The Art of Horror Movies Review

In 2015 Applause Cinema and Theatre Books published the beautifully glossy and colourfully illustrated ‘An Illustrated History: The Art of Horror’, an LP sized cloth hardback bound book with hundreds of illustrations and short essays written by horror film, book and magazine specialists. The chapters are presented in a sort of chronological order, covering Dracula, vampires, the Mummy, the Frankenstein monster, werewolves, zombies and so on. This covered literature illustration, magazines, movies and even paintings influenced by the world of horror.

The new book, recently published is exactly the same format, but this time solely dedicated to horror cinema. The format is exactly the same and works as a companion to the first volume. It is, this time layed out in a clearer chronological order starting with silent cinema, fading into Lon Chaney Senior and of course the Universal horror films, Poverty Row pictures of the 1940s and so on. It goes pretty well into the 1990s and while there are examples from more recent horror films this is less well covered. Many of the contributing writers are the same: Lisa Morton, Kim Newman and Barry Forshaw, but also has chapters written by other horror luminaries, such as Jonathan Rigby and Christopher Frayling.

Even for those with a broad knowledge of horror cinema will be intrigued and fascinated by this book. The majority of the illustrations are of horror movie posters from all over the world with text stating the origin and whether they are banner posters, quads, half-sheets or one-sheets and in some cases who the artist is. You might need to do some research yourself to distinguish the different between these types of poster. Alongside all these colourful posters there are also modern (as opposed to Modernist) and contemporary paintings based off stills from some of the iconic images of horror, be it Bela Lugosi’s Dracula or Karloff’s Frankenstein monster, as well as Lon Chaney Senior’s top hatted and sinister vampire from the long lost London After Midnight (1927) which, never the less remains an iconic image from the history of horror cinema.

As well as artists who create original artworks in oil, acrilyc, watercolour or pencil, a new type of name artist are also beginning to emerge. I am thinking of the likes of Graham Humphreys, a very prolific illustrator and artist who designs posters for horror and fantasy film festivals such as Frightfest as well as providing original artwork for such specialist DVD and Blu-ray labels as Arrow Video, Secondsight and Odeon Entertainment. There is a current trend for reversible sleeves, on one side perhaps an adapted poster from the original release and on the other a specially commissioned piece of artwork.

Once again edited by Stephen Jones with a foreward this time by John (An American Werewolf in London) Landis this is most definately a must have book to have on the shelf for any fans of horror movies, even if it’s as a sort of gory gothic table book (the cover has an acrilyc painting of a scarred Vincent Price from House of Wax, 1953, painted by American artist Barry Gogos).
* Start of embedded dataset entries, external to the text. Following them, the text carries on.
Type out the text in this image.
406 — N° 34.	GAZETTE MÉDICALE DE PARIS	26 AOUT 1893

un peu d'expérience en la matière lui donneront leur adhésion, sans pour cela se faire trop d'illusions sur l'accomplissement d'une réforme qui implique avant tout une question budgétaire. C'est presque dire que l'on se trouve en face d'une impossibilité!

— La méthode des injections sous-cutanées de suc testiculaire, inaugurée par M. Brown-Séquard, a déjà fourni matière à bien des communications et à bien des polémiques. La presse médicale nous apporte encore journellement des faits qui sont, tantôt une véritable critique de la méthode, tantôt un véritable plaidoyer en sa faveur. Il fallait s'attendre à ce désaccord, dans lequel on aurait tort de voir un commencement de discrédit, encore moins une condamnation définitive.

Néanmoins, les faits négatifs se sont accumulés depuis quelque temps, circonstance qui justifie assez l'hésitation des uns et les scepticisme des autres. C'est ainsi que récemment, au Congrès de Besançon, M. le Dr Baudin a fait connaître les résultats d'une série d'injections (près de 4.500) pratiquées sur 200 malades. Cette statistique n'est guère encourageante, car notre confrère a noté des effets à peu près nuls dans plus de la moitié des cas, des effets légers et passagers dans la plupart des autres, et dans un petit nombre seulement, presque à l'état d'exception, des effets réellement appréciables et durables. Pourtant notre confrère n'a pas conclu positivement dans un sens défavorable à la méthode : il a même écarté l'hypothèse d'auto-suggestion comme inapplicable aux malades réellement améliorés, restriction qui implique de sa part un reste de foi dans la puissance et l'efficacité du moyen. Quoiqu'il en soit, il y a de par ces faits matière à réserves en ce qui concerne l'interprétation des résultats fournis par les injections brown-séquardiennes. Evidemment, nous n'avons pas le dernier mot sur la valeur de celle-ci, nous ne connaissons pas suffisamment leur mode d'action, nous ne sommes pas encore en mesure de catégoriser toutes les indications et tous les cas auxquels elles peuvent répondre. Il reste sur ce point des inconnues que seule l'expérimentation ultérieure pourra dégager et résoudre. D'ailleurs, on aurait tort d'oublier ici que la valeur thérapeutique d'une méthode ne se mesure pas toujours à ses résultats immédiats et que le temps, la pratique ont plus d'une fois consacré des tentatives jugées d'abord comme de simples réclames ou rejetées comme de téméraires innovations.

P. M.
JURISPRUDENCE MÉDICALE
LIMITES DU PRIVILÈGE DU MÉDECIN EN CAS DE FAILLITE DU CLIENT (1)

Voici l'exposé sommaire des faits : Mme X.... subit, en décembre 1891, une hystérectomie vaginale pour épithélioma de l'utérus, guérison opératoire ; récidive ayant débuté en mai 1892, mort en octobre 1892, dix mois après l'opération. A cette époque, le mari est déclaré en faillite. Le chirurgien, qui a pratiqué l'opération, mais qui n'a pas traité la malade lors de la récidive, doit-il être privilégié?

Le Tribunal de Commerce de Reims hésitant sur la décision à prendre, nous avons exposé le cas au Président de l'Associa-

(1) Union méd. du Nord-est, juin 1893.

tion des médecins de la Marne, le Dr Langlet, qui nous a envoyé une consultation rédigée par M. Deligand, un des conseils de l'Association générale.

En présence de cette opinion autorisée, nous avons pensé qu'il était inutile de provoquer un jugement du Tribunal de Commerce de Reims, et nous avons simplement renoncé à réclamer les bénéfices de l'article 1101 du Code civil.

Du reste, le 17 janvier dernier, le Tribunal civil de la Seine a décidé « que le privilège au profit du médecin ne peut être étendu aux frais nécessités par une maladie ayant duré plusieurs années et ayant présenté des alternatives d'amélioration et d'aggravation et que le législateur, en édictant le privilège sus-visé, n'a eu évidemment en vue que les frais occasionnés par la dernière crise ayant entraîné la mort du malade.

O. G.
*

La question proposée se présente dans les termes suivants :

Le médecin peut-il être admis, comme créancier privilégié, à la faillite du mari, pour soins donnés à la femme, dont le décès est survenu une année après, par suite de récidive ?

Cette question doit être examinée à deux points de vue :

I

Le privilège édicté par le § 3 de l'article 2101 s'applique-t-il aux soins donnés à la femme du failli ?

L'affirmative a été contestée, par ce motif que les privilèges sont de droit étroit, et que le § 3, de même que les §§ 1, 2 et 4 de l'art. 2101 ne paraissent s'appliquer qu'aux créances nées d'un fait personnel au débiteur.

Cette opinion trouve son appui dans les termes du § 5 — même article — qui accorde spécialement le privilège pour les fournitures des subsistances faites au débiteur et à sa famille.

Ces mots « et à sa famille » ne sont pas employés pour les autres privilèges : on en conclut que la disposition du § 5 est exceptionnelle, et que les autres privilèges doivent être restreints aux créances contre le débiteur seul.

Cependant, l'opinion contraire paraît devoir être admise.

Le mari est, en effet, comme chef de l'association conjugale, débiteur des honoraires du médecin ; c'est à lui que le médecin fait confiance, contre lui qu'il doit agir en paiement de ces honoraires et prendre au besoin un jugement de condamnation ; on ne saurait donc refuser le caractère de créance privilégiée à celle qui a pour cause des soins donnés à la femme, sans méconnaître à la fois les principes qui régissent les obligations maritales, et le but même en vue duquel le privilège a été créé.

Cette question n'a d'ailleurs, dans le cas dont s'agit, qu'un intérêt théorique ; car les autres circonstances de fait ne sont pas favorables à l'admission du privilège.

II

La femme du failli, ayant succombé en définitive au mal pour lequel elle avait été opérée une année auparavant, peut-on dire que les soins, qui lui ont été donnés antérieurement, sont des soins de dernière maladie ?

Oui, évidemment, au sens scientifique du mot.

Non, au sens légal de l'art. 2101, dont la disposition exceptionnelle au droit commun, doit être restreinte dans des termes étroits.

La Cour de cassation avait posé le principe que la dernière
It would be fair to say that many of the posters or works illustrated have never been seen in print before and at over 250 pages it is worth its relatively reasonable price which will not break the piggy bank.

For horror nerds like myself this book is wonderfully immersive and can allow people, like myself to be self indulgent and lose the time of day. I feel a Science-Fiction variant of this will probably on be on the cards at some point. For that one, the theme of the first book would probably work better and would be a nice updating of David A. Kyle’s wonderful ‘A Pictorial History of Science Fiction’ from 1979.